Padahal faktanya tidak seperti itu. Pada masa Pakubuwono IV misalnya. Keraton Solo berjuang keras melawan Belanda. Salah satunya dalam rangka menegakkan Syariat Islam di wilayah Surakarta.
Dengan Masjid Agung sebagai basis reformasi, Sri Sunan membasmi praktip korup dan perilaku maksiat sejumlah pejabat keraton Surakarta.
Dia melarang minuman keras, candu, dan mewajibkan para abdi dalem yang beragama Islam untuk sholat 5 waktu. Kompeni pun kepanasan. Mereka menghasut Keraton Yogyakarta dan Kadipaten Mangkunegara untuk ikut mengepung Keraton Solo.
Peristiwa ini kemudian dicatat sejarah sebagai Peristiwa Pakepung 1790.
Berawal dari Raja Baru
Cerita bermula Pada tahun 1788 saat Keraton Surakarta mempunyai raja baru yakni Sri Susuhunan Pakubuwono IV.
Nama asli beliau adalah Raden Mas Subadya. Ia dijuluki sebagai Sunan Bagus karena berwajah tampan dan naik takhta dalam usia muda, yakni 20 tahun.

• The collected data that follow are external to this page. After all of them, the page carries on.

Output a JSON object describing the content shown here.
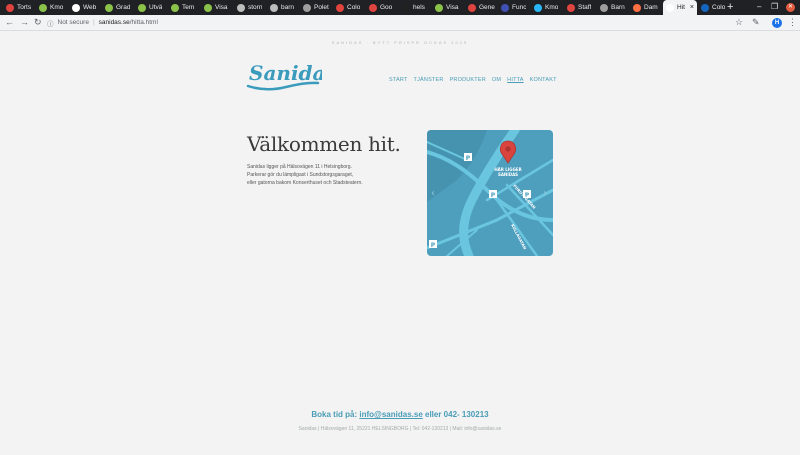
{
  "browser": {
    "tabs": [
      {
        "title": "Torts",
        "color": "#e0443e"
      },
      {
        "title": "Kmo",
        "color": "#8bc34a"
      },
      {
        "title": "Web",
        "color": "#ffffff"
      },
      {
        "title": "Grad",
        "color": "#8bc34a"
      },
      {
        "title": "Utvä",
        "color": "#8bc34a"
      },
      {
        "title": "Tem",
        "color": "#8bc34a"
      },
      {
        "title": "Visa",
        "color": "#8bc34a"
      },
      {
        "title": "storn",
        "color": "#bdbdbd"
      },
      {
        "title": "barn",
        "color": "#bdbdbd"
      },
      {
        "title": "Polet",
        "color": "#9e9e9e"
      },
      {
        "title": "Colo",
        "color": "#e0443e"
      },
      {
        "title": "Goo",
        "color": "#e0443e"
      },
      {
        "title": "hels",
        "color": "#212121"
      },
      {
        "title": "Visa",
        "color": "#8bc34a"
      },
      {
        "title": "Gene",
        "color": "#e0443e"
      },
      {
        "title": "Func",
        "color": "#3f51b5"
      },
      {
        "title": "Kmo",
        "color": "#29b6f6"
      },
      {
        "title": "Staff",
        "color": "#e0443e"
      },
      {
        "title": "Barn",
        "color": "#9e9e9e"
      },
      {
        "title": "Dam",
        "color": "#ff7043"
      },
      {
        "title": "Hit",
        "color": "#ffffff",
        "active": true
      },
      {
        "title": "Colo",
        "color": "#1565c0"
      }
    ],
    "new_tab": "+",
    "controls": {
      "minimize": "–",
      "maximize": "❐",
      "close": "✕"
    },
    "toolbar": {
      "back": "←",
      "forward": "→",
      "reload": "↻",
      "info": "ⓘ",
      "security_label": "Not secure",
      "separator": "|",
      "url_host": "sanidas.se",
      "url_path": "/hitta.html",
      "star": "☆",
      "extension": "✎",
      "profile_initial": "H",
      "menu": "⋮"
    }
  },
  "page": {
    "tagline": "SANIDAS · BYTT PRISPR OCKAS 2015",
    "logo_text": "Sanidas",
    "nav": [
      {
        "label": "START",
        "current": false
      },
      {
        "label": "TJÄNSTER",
        "current": false
      },
      {
        "label": "PRODUKTER",
        "current": false
      },
      {
        "label": "OM",
        "current": false
      },
      {
        "label": "HITTA",
        "current": true
      },
      {
        "label": "KONTAKT",
        "current": false
      }
    ],
    "headline": "Välkommen hit.",
    "description": [
      "Sanidas ligger på Hälsovägen 11 i Helsingborg.",
      "Parkerar gör du lämpligast i Sundstorgsgaraget,",
      "eller gatorna bakom Konserthuset och Stadsteatern."
    ],
    "map": {
      "here_label_1": "HÄR LIGGER",
      "here_label_2": "SANIDAS",
      "street_1": "FURUTSGATAN",
      "street_2": "HALSOVÄGEN",
      "street_3": "KULLAGATAN",
      "parking": "P",
      "prev": "‹",
      "next": "›",
      "colors": {
        "water": "#4e9fbd",
        "road": "#6ac6de",
        "pin": "#d9443f"
      }
    },
    "booking": {
      "prefix": "Boka tid på: ",
      "email": "info@sanidas.se",
      "suffix": " eller 042- 130213"
    },
    "footer": "Sanidas | Hälsovägen 11, 25221 HELSINGBORG | Tel: 042-130213 | Mail: info@sanidas.se"
  }
}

Berkebalikan dengan ayahnya yang kurang cakap dalam memerintah, PB IV adalah seorang pemimpin tangguh yang penuh cita-cita dan keberanian.
Sudah begitu dia adalah seorang raja Mataram yang alim, tawadhu (merendah), sayang kepada rakyat dan dekat dengan para ulama. Ia berpegang teguh pada syariah Islam, seperti leluhurnya Sultan Agung Hanyokrokusumo.
Sri Sunan atau PB IV sangat membenci Belanda. Menurutnya si penjajah itulah yang membuat kerajaan Mataram Islam terpecah menjadi yakni Keraton Surakarta, Yogyakarta, dan Mangkunegaran.
Selain itu dia juga prihatin dengan kondisi keraton surakarta yang mengalami degradasi moral.